🤖 AI Summary
This work addresses the degradation of semantic information in self-supervised speech representations under noisy conditions, where existing adaptation modules often preserve acoustic details at the expense of linguistic content during joint training. To mitigate this issue, the authors propose a decoupled semantic aggregation strategy grounded in phoneme mutual information. Specifically, a pre-trained and frozen language aggregation layer is employed to explicitly maximize the mutual information between learned representations and phoneme labels, thereby effectively preserving linguistic content during speech enhancement.
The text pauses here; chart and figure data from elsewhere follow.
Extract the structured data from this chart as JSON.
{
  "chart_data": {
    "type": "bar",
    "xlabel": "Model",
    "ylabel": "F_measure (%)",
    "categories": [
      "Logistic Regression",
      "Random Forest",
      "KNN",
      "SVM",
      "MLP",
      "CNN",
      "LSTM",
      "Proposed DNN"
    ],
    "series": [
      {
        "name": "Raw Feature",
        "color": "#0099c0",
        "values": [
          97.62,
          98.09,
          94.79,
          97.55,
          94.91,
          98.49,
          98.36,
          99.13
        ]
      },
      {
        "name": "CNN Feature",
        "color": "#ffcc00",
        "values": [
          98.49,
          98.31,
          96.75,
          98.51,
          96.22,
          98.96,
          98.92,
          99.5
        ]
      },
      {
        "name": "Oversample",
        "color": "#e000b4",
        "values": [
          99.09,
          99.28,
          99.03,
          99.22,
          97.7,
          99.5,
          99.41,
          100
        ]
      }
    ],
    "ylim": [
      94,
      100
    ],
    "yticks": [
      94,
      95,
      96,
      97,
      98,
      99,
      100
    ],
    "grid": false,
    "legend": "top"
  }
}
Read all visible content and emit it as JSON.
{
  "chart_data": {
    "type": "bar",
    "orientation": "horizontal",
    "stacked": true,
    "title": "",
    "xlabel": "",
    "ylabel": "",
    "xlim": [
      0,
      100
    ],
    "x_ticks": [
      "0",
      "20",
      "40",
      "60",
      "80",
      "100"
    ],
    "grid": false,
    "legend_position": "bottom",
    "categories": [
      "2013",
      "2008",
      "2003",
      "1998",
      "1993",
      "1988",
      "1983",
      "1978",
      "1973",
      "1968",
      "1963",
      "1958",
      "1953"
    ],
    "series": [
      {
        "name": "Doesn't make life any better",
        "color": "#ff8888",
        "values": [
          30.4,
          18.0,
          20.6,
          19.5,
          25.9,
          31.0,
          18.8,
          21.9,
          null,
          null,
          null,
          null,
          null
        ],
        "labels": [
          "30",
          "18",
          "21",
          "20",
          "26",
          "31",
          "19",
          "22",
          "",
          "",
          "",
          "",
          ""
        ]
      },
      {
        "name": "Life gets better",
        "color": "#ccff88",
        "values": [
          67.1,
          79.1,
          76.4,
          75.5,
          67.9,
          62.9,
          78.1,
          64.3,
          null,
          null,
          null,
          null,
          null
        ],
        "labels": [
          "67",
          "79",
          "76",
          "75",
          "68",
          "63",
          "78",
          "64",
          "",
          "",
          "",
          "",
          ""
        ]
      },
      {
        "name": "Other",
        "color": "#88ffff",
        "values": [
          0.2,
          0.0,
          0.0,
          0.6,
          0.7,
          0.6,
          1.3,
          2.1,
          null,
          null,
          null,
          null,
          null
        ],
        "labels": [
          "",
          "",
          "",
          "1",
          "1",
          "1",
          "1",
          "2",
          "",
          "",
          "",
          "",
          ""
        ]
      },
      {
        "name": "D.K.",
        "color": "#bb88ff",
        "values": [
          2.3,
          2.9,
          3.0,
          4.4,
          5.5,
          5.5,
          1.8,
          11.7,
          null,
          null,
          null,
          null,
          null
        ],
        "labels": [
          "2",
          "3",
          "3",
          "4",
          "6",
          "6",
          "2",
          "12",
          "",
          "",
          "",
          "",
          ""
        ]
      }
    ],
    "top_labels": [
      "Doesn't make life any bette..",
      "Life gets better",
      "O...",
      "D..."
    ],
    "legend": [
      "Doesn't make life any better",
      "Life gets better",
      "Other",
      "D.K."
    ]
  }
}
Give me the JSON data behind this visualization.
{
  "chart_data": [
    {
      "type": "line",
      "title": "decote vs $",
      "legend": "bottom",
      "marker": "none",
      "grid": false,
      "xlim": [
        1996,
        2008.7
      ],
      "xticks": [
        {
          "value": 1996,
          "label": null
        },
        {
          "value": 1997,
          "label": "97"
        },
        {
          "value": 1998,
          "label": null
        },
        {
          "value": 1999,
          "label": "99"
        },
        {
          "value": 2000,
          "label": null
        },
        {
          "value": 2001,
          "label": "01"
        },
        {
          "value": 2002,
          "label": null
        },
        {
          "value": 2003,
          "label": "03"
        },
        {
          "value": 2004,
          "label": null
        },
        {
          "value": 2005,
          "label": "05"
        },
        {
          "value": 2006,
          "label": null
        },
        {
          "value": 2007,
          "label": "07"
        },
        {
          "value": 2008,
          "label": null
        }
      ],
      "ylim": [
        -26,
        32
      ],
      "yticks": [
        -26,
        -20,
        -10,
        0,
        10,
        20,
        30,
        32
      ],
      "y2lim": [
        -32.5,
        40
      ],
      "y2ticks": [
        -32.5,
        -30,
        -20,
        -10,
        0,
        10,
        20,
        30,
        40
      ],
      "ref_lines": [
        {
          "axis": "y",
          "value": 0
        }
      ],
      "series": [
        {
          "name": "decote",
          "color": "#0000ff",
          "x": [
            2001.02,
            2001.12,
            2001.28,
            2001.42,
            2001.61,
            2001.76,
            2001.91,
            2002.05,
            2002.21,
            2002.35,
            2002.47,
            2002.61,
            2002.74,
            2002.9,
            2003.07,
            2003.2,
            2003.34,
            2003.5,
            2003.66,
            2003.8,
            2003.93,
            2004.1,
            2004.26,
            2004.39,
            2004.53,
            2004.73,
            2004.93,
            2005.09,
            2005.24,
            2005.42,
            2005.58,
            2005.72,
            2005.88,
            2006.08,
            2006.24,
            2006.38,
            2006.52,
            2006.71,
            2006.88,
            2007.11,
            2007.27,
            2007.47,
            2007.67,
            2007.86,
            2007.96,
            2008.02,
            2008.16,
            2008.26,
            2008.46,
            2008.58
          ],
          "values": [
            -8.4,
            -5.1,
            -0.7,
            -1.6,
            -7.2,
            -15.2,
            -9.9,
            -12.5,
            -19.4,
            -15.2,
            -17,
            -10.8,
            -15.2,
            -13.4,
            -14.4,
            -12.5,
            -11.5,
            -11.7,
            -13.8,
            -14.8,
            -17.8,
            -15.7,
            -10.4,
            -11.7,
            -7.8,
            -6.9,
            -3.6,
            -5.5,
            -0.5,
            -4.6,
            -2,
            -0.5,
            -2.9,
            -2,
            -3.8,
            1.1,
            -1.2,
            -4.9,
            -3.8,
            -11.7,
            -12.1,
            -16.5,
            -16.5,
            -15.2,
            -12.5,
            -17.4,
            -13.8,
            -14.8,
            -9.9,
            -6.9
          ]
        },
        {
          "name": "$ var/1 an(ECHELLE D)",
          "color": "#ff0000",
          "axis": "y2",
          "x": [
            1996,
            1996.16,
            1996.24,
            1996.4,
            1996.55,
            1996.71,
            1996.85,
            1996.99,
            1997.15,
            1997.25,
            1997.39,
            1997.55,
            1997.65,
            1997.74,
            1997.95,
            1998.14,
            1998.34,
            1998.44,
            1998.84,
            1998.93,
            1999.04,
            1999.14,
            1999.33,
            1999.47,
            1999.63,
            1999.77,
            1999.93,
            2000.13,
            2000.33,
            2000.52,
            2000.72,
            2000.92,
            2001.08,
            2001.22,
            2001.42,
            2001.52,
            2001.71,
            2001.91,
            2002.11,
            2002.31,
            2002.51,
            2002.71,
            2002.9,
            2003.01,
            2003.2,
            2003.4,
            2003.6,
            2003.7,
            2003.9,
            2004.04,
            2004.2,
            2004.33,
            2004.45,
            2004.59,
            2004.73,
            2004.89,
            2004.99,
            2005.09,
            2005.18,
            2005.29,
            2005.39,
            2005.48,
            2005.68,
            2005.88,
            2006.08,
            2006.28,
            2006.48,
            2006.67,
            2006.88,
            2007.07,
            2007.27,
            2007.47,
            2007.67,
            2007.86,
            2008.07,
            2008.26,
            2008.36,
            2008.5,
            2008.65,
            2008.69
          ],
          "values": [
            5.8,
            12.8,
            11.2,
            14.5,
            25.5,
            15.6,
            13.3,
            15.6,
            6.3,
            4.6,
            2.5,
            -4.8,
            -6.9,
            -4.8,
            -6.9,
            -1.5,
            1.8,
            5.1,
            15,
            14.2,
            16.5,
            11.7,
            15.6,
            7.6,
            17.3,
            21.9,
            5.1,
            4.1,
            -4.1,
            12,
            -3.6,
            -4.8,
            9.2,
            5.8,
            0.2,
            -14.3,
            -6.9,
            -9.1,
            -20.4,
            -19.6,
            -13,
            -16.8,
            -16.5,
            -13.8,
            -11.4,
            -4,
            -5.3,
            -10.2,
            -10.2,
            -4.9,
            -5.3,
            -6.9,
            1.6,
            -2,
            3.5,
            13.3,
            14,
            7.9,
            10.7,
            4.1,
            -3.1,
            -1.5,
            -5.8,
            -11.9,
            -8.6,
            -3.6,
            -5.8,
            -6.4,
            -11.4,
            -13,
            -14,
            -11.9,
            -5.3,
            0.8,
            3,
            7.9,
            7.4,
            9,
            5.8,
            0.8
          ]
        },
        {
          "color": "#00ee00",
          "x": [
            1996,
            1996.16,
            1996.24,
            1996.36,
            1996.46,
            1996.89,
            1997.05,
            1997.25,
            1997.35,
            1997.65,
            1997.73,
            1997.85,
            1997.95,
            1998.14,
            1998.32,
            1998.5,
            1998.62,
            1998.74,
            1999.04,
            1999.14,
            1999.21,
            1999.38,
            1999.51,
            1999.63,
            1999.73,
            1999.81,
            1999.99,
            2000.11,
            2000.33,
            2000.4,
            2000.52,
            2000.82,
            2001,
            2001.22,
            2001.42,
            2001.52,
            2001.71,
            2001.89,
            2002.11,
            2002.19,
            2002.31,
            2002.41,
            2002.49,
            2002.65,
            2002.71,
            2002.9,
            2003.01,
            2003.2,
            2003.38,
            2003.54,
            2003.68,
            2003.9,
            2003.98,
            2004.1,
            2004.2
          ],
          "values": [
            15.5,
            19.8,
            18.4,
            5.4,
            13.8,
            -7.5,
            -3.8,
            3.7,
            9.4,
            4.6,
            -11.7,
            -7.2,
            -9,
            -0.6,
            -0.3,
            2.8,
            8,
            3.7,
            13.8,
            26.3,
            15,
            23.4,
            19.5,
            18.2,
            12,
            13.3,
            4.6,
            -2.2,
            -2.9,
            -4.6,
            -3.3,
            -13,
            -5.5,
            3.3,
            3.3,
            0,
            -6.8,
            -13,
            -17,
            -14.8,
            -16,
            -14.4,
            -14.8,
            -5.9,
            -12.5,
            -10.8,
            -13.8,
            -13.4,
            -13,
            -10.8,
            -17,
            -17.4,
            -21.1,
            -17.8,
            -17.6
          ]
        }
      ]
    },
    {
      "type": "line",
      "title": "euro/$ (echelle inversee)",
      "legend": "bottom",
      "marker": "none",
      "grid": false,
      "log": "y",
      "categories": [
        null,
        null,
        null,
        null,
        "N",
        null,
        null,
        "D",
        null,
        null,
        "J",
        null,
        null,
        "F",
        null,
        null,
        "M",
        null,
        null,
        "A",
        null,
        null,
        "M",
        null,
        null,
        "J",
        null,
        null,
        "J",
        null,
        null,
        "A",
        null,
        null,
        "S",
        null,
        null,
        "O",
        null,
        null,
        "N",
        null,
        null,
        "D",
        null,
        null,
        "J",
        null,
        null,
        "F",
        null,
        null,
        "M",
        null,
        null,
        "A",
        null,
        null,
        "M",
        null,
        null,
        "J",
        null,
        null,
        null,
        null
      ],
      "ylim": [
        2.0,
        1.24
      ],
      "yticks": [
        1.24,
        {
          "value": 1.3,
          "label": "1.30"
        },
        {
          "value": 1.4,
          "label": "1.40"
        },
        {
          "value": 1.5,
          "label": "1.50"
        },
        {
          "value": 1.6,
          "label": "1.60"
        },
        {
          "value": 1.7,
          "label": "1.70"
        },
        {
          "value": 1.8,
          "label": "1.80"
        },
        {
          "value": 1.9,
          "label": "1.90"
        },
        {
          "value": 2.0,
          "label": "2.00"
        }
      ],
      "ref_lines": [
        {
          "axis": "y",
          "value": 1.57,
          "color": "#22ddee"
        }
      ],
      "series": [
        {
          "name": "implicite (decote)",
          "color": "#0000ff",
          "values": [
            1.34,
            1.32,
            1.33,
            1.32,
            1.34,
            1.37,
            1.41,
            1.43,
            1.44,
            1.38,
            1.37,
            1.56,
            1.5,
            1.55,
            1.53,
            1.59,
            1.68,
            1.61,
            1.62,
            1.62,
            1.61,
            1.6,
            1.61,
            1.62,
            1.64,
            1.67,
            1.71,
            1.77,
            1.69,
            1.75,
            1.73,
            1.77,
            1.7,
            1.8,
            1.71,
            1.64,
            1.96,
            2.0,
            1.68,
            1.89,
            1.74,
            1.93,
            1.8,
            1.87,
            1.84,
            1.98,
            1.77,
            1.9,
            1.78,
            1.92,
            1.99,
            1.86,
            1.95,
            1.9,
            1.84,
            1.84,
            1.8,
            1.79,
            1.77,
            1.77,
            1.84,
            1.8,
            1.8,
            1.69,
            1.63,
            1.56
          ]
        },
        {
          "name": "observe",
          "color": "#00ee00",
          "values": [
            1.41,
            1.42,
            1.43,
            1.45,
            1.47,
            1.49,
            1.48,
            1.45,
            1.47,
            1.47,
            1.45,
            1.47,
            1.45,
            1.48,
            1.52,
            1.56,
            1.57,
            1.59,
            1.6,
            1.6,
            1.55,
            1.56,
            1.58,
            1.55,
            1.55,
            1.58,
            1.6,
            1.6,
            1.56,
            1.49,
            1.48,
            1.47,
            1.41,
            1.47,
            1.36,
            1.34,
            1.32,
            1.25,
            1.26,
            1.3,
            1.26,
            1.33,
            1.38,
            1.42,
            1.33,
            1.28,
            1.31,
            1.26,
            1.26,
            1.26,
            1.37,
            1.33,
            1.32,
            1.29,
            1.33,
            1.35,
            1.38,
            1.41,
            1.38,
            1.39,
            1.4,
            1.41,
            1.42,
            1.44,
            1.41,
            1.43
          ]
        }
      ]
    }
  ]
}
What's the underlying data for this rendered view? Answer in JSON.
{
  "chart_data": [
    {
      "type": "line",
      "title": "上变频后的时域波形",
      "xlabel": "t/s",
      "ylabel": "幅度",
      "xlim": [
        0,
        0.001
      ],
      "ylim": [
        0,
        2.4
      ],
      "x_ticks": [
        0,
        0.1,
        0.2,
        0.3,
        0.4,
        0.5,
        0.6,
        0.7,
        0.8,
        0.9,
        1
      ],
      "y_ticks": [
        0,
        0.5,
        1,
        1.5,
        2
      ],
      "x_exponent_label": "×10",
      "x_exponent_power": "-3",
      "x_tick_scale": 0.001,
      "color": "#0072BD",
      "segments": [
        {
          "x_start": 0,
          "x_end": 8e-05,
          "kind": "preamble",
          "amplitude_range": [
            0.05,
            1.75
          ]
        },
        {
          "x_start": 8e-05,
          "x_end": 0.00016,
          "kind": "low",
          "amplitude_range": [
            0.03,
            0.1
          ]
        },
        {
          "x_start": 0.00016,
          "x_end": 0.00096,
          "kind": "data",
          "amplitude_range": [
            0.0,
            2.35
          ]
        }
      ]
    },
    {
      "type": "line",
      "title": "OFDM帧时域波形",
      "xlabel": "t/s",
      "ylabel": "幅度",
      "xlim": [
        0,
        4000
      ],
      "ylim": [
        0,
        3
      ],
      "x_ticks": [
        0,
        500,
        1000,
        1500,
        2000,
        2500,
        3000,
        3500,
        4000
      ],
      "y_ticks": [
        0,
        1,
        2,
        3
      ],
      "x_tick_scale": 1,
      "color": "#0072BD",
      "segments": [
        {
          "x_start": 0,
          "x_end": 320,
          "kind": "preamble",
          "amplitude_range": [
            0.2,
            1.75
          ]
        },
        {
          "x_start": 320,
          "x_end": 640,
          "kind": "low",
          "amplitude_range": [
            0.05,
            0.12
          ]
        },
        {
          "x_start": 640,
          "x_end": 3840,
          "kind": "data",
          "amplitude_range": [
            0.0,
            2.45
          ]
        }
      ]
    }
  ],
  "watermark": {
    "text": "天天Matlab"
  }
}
Integrating information-theoretic measures, a dynamic aggregation mechanism, and a decoupled training framework, the proposed method significantly reduces word error rate (WER) and outperforms end-to-end jointly optimized baselines.
📝 Abstract
Recent speech enhancement (SE) models increasingly leverage self-supervised learning (SSL) representations for their rich semantic information. Typically, intermediate features are aggregated into a single representation via a lightweight adaptation module. However, most SSL models are not trained for noise robustness, which can lead to corrupted semantic representations. Moreover, the adaptation module is trained jointly with the SE model, potentially prioritizing acoustic details over semantic information, contradicting the original purpose. To address this issue, we first analyze the behavior of SSL models on noisy speech from an information-theoretic perspective. Specifically, we measure the mutual information (MI) between the corrupted SSL representations and the corresponding phoneme labels, focusing on preservation of linguistic contents. Building upon this analysis, we introduce the linguistic aggregation layer, which is pre-trained to maximize MI with phoneme labels (with optional dynamic aggregation) and then frozen during SE training. Experiments show that this decoupled approach improves Word Error Rate (WER) over jointly optimized baselines, demonstrating the benefit of explicitly aligning the adaptation module with linguistic contents.